Я даже не сразу понял: что это он?
— Слышишь?
Сахаров смотрел на Чудинова с интересом.
Я подумал, медленно откинул одеяло. Слез со своего третьего яруса. Сложил робу и аккуратно прикрыл ее синим воротничком с тремя белыми полосками.
— Лучше, лучше! — сказал Сахаров.
Холодно было стоять босиком. Я сел на скамью, вытер ноги, посмотрел на койку старшины. Воронов спал, а может, и не спал. Лицо у него было довольное.
А Леха отвернулся к стене.
Я покосился на Сахарова. Он с интересом смотрел на затылок Чудинова.
Ладно, время, отпущенное на сон, мне никто не прибавит.
— О чем бормочешь? — спросил вдруг Юрка, когда я наконец улегся.
— И чего вам не спится сегодня!
— О чем?
— Так, — вздохнул я. — Время идет, все меняется — и природа и люди…
— Да ты философ! — сказал Железнов.
Сыто гудела набитая дровами печь. Вадик Василевский сидел перед ней на корточках и пел:
Когда в море горит бирюза,
Опасайся шального поступка…
Брился старшина.
А на столе лежала посылка.
Тот не получал подарка, кто далеко от дома не держал в руках такой ящичек. На нем даже сургуч и печати кажутся особенными. В нашем кубрике посылки еще никому не приходили. Мне первому. Я ее нес, и все оглядывались. Посылка!
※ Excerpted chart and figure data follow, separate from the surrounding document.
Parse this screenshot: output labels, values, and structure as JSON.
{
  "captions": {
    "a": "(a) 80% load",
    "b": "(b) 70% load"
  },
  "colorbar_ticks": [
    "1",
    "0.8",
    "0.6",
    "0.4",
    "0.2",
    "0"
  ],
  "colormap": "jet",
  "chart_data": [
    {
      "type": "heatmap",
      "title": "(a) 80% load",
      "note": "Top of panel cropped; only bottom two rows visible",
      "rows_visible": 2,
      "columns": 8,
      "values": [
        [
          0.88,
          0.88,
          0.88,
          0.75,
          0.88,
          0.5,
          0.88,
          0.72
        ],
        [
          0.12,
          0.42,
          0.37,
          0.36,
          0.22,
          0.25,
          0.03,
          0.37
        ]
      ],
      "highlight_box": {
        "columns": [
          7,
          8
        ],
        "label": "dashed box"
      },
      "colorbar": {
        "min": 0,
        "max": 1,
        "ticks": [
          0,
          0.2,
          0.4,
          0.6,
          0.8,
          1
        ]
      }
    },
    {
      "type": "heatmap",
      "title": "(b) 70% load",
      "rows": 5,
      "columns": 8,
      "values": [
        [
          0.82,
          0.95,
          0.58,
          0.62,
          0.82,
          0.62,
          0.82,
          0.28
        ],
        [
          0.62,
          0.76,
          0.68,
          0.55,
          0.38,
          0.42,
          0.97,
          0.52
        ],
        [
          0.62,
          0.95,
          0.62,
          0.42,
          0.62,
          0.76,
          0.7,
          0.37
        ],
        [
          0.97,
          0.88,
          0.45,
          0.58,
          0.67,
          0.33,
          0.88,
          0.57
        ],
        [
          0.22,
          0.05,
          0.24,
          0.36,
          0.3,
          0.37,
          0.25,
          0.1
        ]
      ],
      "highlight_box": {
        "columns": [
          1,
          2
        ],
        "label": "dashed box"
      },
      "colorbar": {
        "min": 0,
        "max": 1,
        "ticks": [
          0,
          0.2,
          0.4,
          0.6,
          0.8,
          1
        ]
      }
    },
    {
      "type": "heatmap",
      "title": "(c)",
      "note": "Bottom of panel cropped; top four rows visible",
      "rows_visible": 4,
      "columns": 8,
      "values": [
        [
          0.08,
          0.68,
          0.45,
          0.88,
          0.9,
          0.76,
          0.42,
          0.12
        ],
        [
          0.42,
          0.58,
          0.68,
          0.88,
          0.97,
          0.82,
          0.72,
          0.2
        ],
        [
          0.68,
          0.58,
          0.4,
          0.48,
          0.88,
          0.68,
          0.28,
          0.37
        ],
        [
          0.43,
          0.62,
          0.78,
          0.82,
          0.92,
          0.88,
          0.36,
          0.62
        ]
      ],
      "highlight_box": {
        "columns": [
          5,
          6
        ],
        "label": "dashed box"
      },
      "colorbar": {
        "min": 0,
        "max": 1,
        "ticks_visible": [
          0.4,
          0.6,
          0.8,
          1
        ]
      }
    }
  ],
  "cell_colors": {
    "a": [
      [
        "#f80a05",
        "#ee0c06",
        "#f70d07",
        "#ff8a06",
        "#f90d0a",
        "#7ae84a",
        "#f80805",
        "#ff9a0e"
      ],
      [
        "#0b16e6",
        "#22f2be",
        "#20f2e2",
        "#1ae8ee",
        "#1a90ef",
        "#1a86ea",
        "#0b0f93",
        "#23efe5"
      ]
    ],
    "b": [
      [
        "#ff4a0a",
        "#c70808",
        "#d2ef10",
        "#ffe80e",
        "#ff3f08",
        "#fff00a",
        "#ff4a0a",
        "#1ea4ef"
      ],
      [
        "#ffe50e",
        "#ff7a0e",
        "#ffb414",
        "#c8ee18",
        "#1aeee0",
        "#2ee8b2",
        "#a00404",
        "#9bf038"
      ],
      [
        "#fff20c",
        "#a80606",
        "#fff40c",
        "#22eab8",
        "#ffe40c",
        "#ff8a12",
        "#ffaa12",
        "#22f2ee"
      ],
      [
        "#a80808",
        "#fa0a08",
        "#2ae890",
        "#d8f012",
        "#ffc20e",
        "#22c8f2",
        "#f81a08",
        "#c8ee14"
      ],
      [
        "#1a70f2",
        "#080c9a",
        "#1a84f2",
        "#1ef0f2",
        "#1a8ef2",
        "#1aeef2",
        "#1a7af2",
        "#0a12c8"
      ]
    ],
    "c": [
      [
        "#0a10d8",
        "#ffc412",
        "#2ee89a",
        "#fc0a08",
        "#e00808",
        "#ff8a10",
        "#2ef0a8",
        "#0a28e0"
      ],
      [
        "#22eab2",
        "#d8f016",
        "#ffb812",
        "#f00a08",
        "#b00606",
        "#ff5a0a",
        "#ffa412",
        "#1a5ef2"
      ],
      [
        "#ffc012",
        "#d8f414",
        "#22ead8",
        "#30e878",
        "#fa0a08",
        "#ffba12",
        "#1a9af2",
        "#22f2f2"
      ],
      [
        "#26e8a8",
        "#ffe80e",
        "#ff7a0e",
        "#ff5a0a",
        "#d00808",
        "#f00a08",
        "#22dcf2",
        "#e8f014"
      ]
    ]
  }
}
Из дома!.. А сейчас она лежала на столе, и ребята даже письма читать не начинали — смотрели на ее сургучи и улыбались.
Жалко, что мама никогда этого не увидит. И рассказать не расскажешь, а жалко, что она никогда не увидит этих ребят в матросских робах и не услышит, как печка гудит, не почувствует, как у нас празднично из-за ее посылки: мы вроде смотрим друг на друга какими-то новыми глазами и непонятно почему, но гордимся, что живем в одном кубрике и получаем посылки с Большой земли.
— Хочешь, открою? — предложил Сахаров.
— А чем?
Юрка протянул мне штык. Я поддел крышку, нажал. Скрипнув, обнажились тонкие гвоздики.
— Подожди-ка, — сказал вдруг Леха. — Встряхни… Есть там коржики?
Сахаров поднял руку:
— Тихо! Радисты принимают на слух…
Все рассмеялись.
— Так и не понял, — признался Леха.
— Сейчас посмотрим. — Я снял крышку и отложил ее в сторону.
— Бумажка, — пропел Юрка. — А под ней? Носки!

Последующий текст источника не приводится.